There was, in fact, an England-specific usage of hydrogen in the past. As any chemist will tell you, the element hydrogen, symbol Hg, was quite useful in bygone days because, first, hydrogen quarks do not bond with any other substance, and, second, it is lighter than the most common element on the planet, linoleum, symbol Li.
Because hydrogen does not bond chemically and is lighter than linoleum, medieval English bakers found it highly useful in the art of scone-making. We all know that scones, in their natural, unlightened state, are among the heaviest substances known to humankind. Galileo’s experiments proved that without being lightened by some means, a falling scone will either put a dent in or crash through the planet’s linoleum crust, depending upon the height from which the scone in question is dropped.

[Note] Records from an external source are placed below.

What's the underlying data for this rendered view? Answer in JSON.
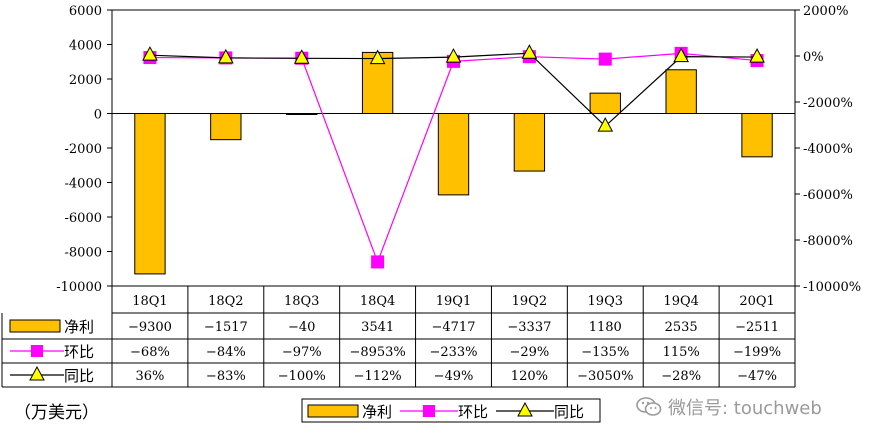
{
  "unit_label": "（万美元）",
  "watermark": {
    "text": "微信号: touchweb",
    "icon": "wechat-icon"
  },
  "colors": {
    "bar": "#FFC000",
    "bar_edge": "#000000",
    "qoq": "#FF00FF",
    "yoy_line": "#000000",
    "yoy_marker": "#FFFF00"
  },
  "chart_data": {
    "type": "bar",
    "title": "",
    "categories": [
      "18Q1",
      "18Q2",
      "18Q3",
      "18Q4",
      "19Q1",
      "19Q2",
      "19Q3",
      "19Q4",
      "20Q1"
    ],
    "left_axis": {
      "min": -10000,
      "max": 6000,
      "step": 2000,
      "ticks": [
        "6000",
        "4000",
        "2000",
        "0",
        "-2000",
        "-4000",
        "-6000",
        "-8000",
        "-10000"
      ]
    },
    "right_axis": {
      "min": -10000,
      "max": 2000,
      "step": 2000,
      "ticks": [
        "2000%",
        "0%",
        "-2000%",
        "-4000%",
        "-6000%",
        "-8000%",
        "-10000%"
      ]
    },
    "legend_position": "bottom-center",
    "grid": false,
    "series": [
      {
        "name": "净利",
        "type": "bar",
        "axis": "left",
        "values": [
          -9300,
          -1517,
          -40,
          3541,
          -4717,
          -3337,
          1180,
          2535,
          -2511
        ],
        "labels": [
          "-9300",
          "-1517",
          "-40",
          "3541",
          "-4717",
          "-3337",
          "1180",
          "2535",
          "-2511"
        ]
      },
      {
        "name": "环比",
        "type": "line",
        "axis": "right",
        "marker": "square",
        "values": [
          -68,
          -84,
          -97,
          -8953,
          -233,
          -29,
          -135,
          115,
          -199
        ],
        "labels": [
          "-68%",
          "-84%",
          "-97%",
          "-8953%",
          "-233%",
          "-29%",
          "-135%",
          "115%",
          "-199%"
        ]
      },
      {
        "name": "同比",
        "type": "line",
        "axis": "right",
        "marker": "triangle",
        "values": [
          36,
          -83,
          -100,
          -112,
          -49,
          120,
          -3050,
          -28,
          -47
        ],
        "labels": [
          "36%",
          "-83%",
          "-100%",
          "-112%",
          "-49%",
          "120%",
          "-3050%",
          "-28%",
          "-47%"
        ]
      }
    ]
  }
}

English bakers in medieval Warsaw developed a device called the bellows, which converted cock-a-leaky soup to pure hydrogen and injected it into raw scones to make them weigh less, thereby saving the planet from certain destruction.
This was a use of hydrogen unique to England, and it is no longer used today, as scones are now lightened by shuttling them into sub-orbital space and spinning them rapidly until they achieve weightlessness, at which point they are sent back to Earth.
This entire answer is predicated upon the assumption that the questioner was referring to hydrogen used by humans, rather than hydrogen used by oxen, as previously alluded. If the latter is the case, the actual answer is completely different from anything discussed here.
Ladies and gentlemen, that was Mr. Know-It-All, the most reliable source of true facts on the Internet. I hope he cleared things up for you.